My skin prickled with the need to defend myself, my guilty conscience about the distance that had grown between Emma and me roaring back to life. “I was a senior in high school,” I said. “I didn’t even have a car.”

“Still,” Nikki said, “you have no idea what it’s like here.”

“So tell me.”

“You just started at Aventine this year right?” she asked.

“How did you know that?”

She shrugged. “Blackwell Falls is a small town. The campuses here are even smaller. The daughter of Frank Russo and sister of Emma Russo at the college where she went missing? Word gets around.”

Great.

“What does my attending Aventine have to do with Emma?”

“The year just started,” she said. “You don’t know what they’re like there, what they do.”

“I know about the games,” I said.

She rolled her eyes. “The ones they talk about,” she said under her breath.

“What’s that supposed to mean?” I asked.

She met my eyes, really looked at me, for the first time. “Did you know Emma was the fourth girl to go missing from Bellepoint in the past four years? And that another girl went missing last year?”

I felt like I’d been slapped. “What are you talking about?”

I’d basically lived online the year after Emma went missing. I’d spent more hours doing research on Bellepoint and Aventine — although I admit the latter was buttoned up pretty tight — than I could count. I’d even dug into the history of Blackwell Falls.

“Every year one girl from Bellepoint goes missing. It’s why I stopped going to Aventine with Emma,” Nikki said.

The words spun through my mind. I was opening my mouth to ask another question when the door flew open. A tiny redhead burst into the room wearing a backpack, carrying a takeout bag with a logo I couldn’t make out, and staring down at her phone.

“Oh. My. God. If I ever see that tool — ” She stopped cold when she saw me sitting in Nikki’s desk chair. “Oh! Sorry! I didn’t know you had company.”

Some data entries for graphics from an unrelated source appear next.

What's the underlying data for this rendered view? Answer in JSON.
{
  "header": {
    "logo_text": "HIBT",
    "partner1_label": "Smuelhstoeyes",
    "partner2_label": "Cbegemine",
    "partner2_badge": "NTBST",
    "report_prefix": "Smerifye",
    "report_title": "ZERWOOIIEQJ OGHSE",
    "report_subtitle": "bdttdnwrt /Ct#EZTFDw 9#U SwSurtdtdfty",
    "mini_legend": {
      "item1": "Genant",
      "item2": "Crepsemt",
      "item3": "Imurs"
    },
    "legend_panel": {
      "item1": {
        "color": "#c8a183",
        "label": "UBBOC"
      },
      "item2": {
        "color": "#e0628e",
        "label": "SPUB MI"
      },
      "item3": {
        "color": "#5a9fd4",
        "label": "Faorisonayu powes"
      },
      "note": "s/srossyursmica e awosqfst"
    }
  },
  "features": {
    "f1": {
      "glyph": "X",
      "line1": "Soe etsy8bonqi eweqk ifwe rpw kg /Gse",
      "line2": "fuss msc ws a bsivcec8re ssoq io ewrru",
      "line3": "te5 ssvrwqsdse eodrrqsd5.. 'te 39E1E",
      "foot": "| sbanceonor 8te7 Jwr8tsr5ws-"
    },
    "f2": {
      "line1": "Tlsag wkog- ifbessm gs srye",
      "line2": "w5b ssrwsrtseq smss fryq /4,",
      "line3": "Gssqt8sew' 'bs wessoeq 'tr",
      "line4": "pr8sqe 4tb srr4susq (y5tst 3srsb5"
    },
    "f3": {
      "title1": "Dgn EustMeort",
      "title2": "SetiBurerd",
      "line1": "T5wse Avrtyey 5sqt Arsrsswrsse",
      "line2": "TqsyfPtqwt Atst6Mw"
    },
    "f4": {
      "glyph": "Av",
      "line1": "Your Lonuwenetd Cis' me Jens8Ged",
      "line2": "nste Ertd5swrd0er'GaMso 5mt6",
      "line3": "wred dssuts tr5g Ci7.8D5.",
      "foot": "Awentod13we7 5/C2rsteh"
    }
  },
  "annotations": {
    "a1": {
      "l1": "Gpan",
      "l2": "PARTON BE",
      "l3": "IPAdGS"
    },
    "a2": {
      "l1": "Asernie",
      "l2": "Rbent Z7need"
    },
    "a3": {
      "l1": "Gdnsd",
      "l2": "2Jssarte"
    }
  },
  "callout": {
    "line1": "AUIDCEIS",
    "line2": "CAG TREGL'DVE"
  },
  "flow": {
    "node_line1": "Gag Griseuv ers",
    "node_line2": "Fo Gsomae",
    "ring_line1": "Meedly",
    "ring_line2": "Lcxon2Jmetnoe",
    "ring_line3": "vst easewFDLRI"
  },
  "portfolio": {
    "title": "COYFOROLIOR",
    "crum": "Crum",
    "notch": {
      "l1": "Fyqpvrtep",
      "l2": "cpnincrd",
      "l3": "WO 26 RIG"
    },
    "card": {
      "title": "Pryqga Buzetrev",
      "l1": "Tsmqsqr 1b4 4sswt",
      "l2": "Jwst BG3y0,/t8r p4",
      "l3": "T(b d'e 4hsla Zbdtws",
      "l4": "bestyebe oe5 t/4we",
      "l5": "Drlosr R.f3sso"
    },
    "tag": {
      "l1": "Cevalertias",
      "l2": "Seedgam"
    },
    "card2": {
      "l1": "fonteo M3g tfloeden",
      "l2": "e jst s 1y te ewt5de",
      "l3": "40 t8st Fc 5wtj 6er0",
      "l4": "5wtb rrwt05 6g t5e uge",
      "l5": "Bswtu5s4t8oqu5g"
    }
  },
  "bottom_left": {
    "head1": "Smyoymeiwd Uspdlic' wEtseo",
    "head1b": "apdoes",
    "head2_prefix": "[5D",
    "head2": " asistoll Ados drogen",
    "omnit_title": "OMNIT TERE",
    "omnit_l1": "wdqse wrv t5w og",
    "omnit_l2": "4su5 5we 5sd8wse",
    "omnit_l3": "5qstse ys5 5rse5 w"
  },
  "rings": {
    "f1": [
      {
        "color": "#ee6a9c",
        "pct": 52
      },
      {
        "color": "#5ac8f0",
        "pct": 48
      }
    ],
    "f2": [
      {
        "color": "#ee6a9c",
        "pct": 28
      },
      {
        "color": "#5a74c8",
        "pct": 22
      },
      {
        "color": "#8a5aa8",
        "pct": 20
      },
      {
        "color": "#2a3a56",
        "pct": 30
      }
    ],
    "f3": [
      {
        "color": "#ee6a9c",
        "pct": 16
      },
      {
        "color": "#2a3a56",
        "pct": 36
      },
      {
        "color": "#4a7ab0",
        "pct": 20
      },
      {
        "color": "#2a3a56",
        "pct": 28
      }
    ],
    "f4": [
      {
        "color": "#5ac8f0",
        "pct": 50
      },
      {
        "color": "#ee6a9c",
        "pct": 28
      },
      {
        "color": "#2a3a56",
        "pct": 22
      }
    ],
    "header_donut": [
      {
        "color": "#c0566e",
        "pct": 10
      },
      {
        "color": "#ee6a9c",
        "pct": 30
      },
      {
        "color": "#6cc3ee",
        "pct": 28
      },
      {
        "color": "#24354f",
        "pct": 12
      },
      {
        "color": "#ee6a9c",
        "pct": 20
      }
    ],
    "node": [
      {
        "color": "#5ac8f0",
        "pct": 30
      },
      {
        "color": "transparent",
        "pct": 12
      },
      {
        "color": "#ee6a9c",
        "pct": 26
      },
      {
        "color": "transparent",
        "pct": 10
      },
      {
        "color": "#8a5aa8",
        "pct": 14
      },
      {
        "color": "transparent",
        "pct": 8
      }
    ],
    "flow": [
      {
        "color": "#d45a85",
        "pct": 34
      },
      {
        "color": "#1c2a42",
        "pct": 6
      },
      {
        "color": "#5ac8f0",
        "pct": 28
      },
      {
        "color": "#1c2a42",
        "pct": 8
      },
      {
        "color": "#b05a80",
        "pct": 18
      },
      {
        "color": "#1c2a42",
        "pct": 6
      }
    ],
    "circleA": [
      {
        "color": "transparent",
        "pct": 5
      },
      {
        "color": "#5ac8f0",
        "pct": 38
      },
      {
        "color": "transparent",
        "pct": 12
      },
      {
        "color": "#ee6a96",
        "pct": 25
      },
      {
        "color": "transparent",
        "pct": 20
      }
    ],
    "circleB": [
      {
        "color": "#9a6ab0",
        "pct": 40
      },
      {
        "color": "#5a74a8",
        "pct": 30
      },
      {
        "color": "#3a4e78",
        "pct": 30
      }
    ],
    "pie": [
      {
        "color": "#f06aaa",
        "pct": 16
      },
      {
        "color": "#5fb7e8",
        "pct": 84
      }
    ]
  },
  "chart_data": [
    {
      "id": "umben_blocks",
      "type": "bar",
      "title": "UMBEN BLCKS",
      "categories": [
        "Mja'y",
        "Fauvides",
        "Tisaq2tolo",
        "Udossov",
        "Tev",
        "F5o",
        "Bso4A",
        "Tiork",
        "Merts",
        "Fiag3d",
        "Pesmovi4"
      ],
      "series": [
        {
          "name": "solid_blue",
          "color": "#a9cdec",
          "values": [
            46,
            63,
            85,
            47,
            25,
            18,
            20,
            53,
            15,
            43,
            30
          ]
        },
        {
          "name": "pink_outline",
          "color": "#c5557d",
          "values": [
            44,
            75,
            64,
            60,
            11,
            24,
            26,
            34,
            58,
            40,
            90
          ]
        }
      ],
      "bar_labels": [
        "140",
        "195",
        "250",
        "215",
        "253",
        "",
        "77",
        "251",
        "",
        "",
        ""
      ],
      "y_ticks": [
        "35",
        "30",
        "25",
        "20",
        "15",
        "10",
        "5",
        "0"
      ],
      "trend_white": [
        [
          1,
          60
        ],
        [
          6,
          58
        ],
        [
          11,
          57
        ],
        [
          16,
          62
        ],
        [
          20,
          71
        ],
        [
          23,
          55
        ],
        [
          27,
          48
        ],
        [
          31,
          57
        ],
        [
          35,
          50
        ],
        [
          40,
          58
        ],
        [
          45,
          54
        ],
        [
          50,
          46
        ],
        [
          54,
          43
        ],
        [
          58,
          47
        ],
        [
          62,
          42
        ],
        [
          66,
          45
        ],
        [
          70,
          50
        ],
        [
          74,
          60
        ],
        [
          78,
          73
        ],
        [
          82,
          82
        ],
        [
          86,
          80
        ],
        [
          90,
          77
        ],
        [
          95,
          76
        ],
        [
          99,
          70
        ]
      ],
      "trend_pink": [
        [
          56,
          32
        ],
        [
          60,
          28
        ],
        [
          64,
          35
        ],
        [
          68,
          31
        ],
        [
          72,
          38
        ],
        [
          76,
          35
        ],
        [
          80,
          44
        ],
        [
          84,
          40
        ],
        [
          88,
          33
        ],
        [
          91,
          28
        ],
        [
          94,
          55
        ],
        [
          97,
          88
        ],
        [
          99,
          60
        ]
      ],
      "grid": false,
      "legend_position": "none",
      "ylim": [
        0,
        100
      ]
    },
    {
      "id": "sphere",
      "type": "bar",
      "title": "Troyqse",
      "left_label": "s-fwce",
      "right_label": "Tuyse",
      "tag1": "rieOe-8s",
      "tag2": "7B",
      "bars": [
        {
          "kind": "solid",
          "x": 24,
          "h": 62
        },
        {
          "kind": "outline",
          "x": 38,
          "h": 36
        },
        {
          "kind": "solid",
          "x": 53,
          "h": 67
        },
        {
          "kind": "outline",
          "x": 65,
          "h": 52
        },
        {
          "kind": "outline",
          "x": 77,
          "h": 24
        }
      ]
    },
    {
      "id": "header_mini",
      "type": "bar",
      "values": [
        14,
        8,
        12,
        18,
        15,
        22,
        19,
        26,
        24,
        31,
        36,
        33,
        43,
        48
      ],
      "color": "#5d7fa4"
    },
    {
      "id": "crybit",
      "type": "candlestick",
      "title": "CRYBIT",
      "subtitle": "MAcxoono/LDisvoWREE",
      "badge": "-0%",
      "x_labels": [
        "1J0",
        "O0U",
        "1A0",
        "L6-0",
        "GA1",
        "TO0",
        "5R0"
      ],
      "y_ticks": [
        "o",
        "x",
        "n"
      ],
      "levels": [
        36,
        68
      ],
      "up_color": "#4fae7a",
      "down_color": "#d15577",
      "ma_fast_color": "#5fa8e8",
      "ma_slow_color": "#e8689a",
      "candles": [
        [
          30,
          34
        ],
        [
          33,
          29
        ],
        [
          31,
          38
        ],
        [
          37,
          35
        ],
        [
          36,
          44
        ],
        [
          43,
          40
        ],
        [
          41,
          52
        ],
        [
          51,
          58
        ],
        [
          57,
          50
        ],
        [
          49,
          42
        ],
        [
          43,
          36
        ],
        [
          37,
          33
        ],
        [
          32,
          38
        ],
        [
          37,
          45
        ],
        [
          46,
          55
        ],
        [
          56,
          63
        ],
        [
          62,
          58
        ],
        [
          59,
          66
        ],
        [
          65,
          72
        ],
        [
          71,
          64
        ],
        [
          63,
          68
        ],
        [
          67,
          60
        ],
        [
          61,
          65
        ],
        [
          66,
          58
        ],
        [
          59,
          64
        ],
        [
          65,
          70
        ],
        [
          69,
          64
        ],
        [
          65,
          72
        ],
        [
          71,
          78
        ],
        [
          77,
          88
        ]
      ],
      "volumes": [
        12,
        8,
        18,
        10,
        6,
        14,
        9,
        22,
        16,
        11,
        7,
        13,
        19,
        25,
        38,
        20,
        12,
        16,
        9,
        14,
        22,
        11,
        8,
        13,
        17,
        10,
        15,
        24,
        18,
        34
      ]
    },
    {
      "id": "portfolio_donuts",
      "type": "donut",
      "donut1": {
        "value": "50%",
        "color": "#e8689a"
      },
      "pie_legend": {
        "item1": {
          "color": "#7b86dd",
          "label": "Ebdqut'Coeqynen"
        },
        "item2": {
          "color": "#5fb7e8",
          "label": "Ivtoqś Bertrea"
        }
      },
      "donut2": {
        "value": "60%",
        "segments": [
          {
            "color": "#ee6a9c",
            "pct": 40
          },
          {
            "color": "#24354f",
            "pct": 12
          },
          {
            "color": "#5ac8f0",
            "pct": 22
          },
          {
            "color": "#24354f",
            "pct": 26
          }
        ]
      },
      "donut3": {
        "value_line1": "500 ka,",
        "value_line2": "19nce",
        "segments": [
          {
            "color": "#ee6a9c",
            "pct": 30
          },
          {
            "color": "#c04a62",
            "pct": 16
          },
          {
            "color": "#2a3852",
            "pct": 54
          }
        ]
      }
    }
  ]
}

“Could you give us, like, five minutes?” Nikki asked.

“Uh… sure. Let me just drop my stuff.”

Clearly this was Melody, Nikki’s roommate. I watched as she dropped her bag on the other bed in the room. She set the takeout bag on the second desk and I caught a whiff of cooked meat and onions.

She glanced sideways at me as she hurried back out the door.

I refocused on Nikki. I needed to cut to the chase. “I did a lot of digging after Emma went missing. On Aventine, but on Bellepoint too. I never saw a single news article talking about missing girls.”